Cigar-chomping new Health Secretary Therese Coffey voted to repeal the smoking ban and has accepted hospitality from Big Tobacco.
The new Deputy Prime Minister has taken a long-held stance against anti-tobacco legislation and supported a motion calling for a review of its impact on private members’ clubs.
The best pal of new PM Liz Truss also in 2011 opposed a ban on smoking in vehicles where there are children present.
That year she received £1,100 in gifts and hospitality from Gallaher Ltd, a multi-national multi-billion pound tobacco company
Phil Chamberlain, associate professor at Bath University and leader of its Tobacco Control Research Group, said: “Liz Truss is promising to deliver on the NHS, but the only thing she is delivering is the NHS gift wrapped to the tobacco industry.

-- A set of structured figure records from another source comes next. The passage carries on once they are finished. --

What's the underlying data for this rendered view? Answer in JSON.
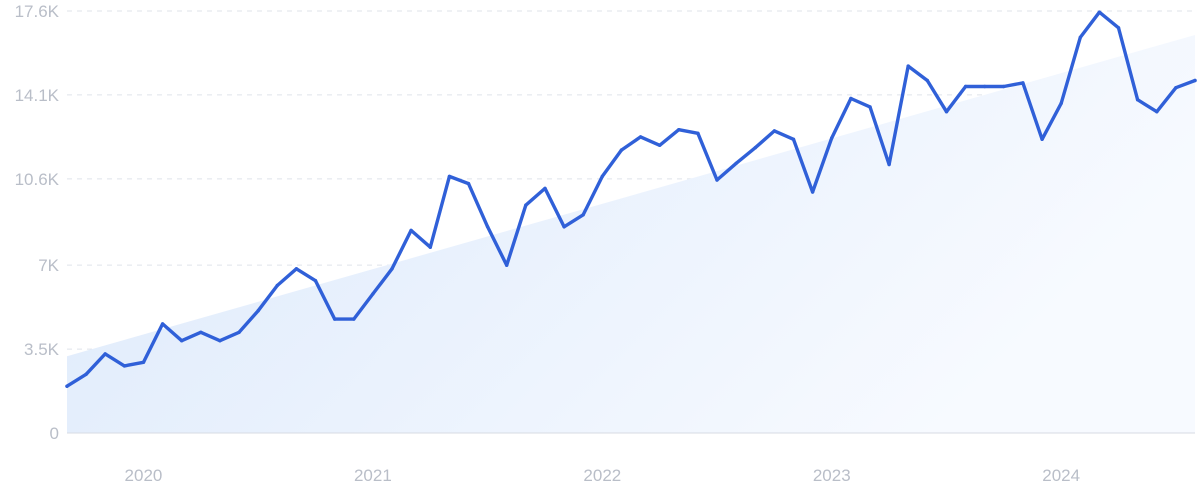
{
  "chart_data": {
    "type": "line",
    "title": "",
    "xlabel": "",
    "ylabel": "",
    "colors": {
      "line": "#3060d8",
      "trend_fill_start": "#dce9fb",
      "trend_fill_end": "#f7faff"
    },
    "y_axis": {
      "range": [
        0,
        17600
      ],
      "ticks": [
        {
          "value": 0,
          "label": "0"
        },
        {
          "value": 3500,
          "label": "3.5K"
        },
        {
          "value": 7000,
          "label": "7K"
        },
        {
          "value": 10600,
          "label": "10.6K"
        },
        {
          "value": 14100,
          "label": "14.1K"
        },
        {
          "value": 17600,
          "label": "17.6K"
        }
      ],
      "grid": true
    },
    "x_axis": {
      "range": [
        "2019-09",
        "2024-08"
      ],
      "ticks": [
        {
          "value": "2020-01",
          "label": "2020"
        },
        {
          "value": "2021-01",
          "label": "2021"
        },
        {
          "value": "2022-01",
          "label": "2022"
        },
        {
          "value": "2023-01",
          "label": "2023"
        },
        {
          "value": "2024-01",
          "label": "2024"
        }
      ]
    },
    "series": [
      {
        "x": [
          "2019-09",
          "2019-10",
          "2019-11",
          "2019-12",
          "2020-01",
          "2020-02",
          "2020-03",
          "2020-04",
          "2020-05",
          "2020-06",
          "2020-07",
          "2020-08",
          "2020-09",
          "2020-10",
          "2020-11",
          "2020-12",
          "2021-01",
          "2021-02",
          "2021-03",
          "2021-04",
          "2021-05",
          "2021-06",
          "2021-07",
          "2021-08",
          "2021-09",
          "2021-10",
          "2021-11",
          "2021-12",
          "2022-01",
          "2022-02",
          "2022-03",
          "2022-04",
          "2022-05",
          "2022-06",
          "2022-07",
          "2022-08",
          "2022-09",
          "2022-10",
          "2022-11",
          "2022-12",
          "2023-01",
          "2023-02",
          "2023-03",
          "2023-04",
          "2023-05",
          "2023-06",
          "2023-07",
          "2023-08",
          "2023-09",
          "2023-10",
          "2023-11",
          "2023-12",
          "2024-01",
          "2024-02",
          "2024-03",
          "2024-04",
          "2024-05",
          "2024-06",
          "2024-07",
          "2024-08"
        ],
        "values": [
          1950,
          2450,
          3300,
          2800,
          2950,
          4550,
          3850,
          4200,
          3850,
          4200,
          5100,
          6150,
          6850,
          6350,
          4750,
          4750,
          5800,
          6850,
          8450,
          7750,
          10700,
          10400,
          8600,
          7000,
          9500,
          10200,
          8600,
          9100,
          10700,
          11800,
          12350,
          12000,
          12650,
          12500,
          10550,
          11250,
          11900,
          12600,
          12250,
          10050,
          12300,
          13950,
          13600,
          11200,
          15300,
          14700,
          13400,
          14450,
          14450,
          14450,
          14600,
          12250,
          13750,
          16500,
          17550,
          16900,
          13900,
          13400,
          14400,
          14700
        ]
      }
    ],
    "trend_band": {
      "start": {
        "x": "2019-09",
        "y": 3200
      },
      "end": {
        "x": "2024-08",
        "y": 16600
      }
    }
  }
}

“ Therese Coffey hasn’t just accepted tobacco hospitality but voted against tobacco regulations which save lives.
“The science was clear, the evidence was sound and public health experts in favour - but Coffey still voted no.
“It is deeply worrying to think what Coffey will do the next time vital public health proposals cross her desk. Unless she changes her track record the burden on the NHS is only likely to increase.
“Regulations require the tobacco industry be kept well away from any government decision-making but thanks to Liz Truss, they’re already inside the Cabinet.”
Smoking still causes almost a third of all cancer deaths in Britain.
The 2007 tobacco ban in indoor public spaces triggered the biggest fall in smoking ever seen in England. It was estimated to have saved 40,000 lives in the following decade alone.
Similar bans were introduced in Scotland in 2006 and in Wales in 2007.
Ms Coffey supported a failed 10 minute rule bill in the House of Commons in 2010 to reverse the smoking ban in pubs and private members clubs.
In 2015 both Liz Truss and Ms Coffey voted against plans for cigarettes to be sold in plain packets.
Ms Coffey takes over responsibility for the nation’s health with the NHS buckling under unprecedented post-pandemic pressures and with record waits after a decade of Tory underfunding.
Michelle Mitchell, chief executive of Cancer Research UK, said: “The new Health Secretary had vowed to deliver for patients.
“Sadly for cancer patients, who today face some of the worst waits for diagnosis and treatment on record, we’re a long way off.
“When 1 in 2 of us will be diagnosed with cancer in our lifetime, tackling the crisis currently facing cancer services must be at the top of Thérèse Coffey’s in-tray.”
Before the pandemic for former Work and Pensions Secretary was reportedly the host of notorious late night “karaoke sessions” in the Houses of Parliament, which would regularly take place in her Commons office.
Before being elected to Parliament she studied chemistry at Oxford and worked for chocolate giant Mars.
Deborah Arnott, chief executive of ASH, said “The Secretary of State’s history on tobacco may not seem encouraging, but our experience is that ministers, once in the hot seat in the Department of Health, soon understand the need to get to grips with smoking.
“Achieving the Government’s smoke free 2030 ambition will reduce pressure on the NHS and social care, increase productivity, and at a stroke increase healthy life expectancy by more than five years, the government’s levelling up ambition.”
The Department of Health and Social Care declined to comment.